昼食のデザートに、みかんを出した。普段から顔までみかん色に染まりそうなほど、みかん好きな2号。
「みかん〜!!!!」
…めり。ヘタのすぐ脇のところに親指を入れて、皮を持ち上げてやる。
でも剥かない。皮を数センチ剥いて浮いたところで、2号の目の前に突き出す。
2号が指でつまんで…。ちぎる。
そのヘリをまた私が少し持ち上げて、剥きやすくしてやる。2号が引っ張ってちぎる。
かくして、3センチかそこらの皮の端切れが沢山できる。

その間に1号はどんどん皮を剥き、自分の分を食べ始める。

皮を剥き終わったみかんを、房を割らないで2号に渡す。
少し前までは、半分に割ったあと、房を割りやすくほんのちょっとだけ房と房の間に隙間を割ってから、渡していたものだけどね。
今は2号も、皮さえ剥ければ何とかみかんも一人で食べられるようになった。

1号はしばらく普通にみかんの小房を、薄皮ごと食べていたが。
半分ほど食べたところで、薄皮の端っこにかぶりついて少し穴を開けたあと、チューチューと吸う食べ方をはじめた。
我が家では誰もやらないんだけどね。

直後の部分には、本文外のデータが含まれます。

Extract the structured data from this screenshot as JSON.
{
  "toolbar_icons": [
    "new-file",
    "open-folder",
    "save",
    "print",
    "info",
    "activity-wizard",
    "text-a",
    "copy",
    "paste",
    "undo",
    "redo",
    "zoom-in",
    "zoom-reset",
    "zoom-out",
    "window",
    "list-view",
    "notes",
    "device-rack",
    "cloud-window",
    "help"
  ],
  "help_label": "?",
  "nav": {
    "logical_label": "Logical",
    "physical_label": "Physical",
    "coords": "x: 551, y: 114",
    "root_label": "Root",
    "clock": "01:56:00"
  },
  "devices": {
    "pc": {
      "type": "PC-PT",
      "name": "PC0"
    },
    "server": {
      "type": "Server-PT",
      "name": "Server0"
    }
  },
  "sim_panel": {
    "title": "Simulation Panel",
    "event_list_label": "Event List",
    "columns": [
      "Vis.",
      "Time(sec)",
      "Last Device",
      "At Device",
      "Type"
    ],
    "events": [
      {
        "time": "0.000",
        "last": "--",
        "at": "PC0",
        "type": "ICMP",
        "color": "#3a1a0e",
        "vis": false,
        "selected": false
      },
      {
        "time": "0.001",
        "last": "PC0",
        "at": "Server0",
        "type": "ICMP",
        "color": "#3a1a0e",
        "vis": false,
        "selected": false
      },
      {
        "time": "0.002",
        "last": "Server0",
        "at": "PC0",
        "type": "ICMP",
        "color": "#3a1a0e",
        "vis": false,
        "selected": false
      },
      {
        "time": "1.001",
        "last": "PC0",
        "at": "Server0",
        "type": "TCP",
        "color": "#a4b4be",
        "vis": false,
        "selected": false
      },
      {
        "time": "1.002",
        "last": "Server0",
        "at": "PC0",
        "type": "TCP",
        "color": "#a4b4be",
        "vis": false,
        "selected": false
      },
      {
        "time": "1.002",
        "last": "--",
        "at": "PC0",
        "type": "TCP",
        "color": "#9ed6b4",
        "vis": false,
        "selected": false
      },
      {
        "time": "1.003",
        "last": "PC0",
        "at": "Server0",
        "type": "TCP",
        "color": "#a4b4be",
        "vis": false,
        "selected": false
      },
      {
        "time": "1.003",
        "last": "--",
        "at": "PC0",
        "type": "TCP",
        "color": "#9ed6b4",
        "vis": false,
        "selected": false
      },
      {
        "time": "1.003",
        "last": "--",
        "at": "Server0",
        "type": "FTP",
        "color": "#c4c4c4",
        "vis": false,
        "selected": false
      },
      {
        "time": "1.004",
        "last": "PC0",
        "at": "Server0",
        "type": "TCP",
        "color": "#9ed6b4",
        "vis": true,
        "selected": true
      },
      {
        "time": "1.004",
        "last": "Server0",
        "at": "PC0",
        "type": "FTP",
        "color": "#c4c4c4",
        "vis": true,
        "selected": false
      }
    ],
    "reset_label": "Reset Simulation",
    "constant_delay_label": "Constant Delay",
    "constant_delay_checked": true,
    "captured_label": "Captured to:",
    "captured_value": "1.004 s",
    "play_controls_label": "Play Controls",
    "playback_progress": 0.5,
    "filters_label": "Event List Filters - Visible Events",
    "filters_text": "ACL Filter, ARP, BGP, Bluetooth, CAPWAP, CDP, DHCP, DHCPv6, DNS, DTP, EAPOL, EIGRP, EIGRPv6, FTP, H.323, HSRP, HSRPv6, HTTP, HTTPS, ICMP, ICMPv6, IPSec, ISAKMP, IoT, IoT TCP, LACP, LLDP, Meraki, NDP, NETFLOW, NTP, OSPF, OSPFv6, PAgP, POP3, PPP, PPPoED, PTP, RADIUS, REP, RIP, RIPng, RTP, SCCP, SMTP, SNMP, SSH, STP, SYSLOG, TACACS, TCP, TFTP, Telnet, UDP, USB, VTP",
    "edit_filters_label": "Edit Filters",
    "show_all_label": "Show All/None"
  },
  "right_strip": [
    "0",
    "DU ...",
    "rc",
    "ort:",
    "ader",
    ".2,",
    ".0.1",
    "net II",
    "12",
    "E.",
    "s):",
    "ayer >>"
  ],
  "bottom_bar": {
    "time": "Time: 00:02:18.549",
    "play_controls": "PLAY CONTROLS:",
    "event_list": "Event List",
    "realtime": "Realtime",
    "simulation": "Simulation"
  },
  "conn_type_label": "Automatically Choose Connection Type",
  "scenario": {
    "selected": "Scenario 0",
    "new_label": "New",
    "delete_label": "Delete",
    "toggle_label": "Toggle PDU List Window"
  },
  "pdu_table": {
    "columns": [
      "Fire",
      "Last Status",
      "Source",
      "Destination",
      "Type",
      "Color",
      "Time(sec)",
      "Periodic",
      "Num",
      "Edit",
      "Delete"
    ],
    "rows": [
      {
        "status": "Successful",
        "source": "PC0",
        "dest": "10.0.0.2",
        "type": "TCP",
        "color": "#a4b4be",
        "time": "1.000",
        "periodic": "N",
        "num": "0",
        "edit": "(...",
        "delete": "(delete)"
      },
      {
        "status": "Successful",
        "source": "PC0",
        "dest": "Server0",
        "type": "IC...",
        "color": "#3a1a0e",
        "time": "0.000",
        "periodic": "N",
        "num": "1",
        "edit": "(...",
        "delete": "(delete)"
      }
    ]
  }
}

いつの間に覚えたかな。
「あのねー。幼稚園のN先生はこう食べるんだよ!」
あ。やっぱり。幼稚園で覚えてきたのか。

じゃあ、ちょっと貸してごらん。
一房貰って、三日月の形をした小房のそれを、ちょっと齧ってからひっぱって薄皮を剥く。めり。
扇状に現れる内側のみかんの身。
薄皮を外側に引っ張ったまま、「ここ、齧って食べてごらん」と渡す。
喜んで食べる1号。

でも1号としてはN先生な食べ方が気に入っているようです。
色々試してみようね。1号。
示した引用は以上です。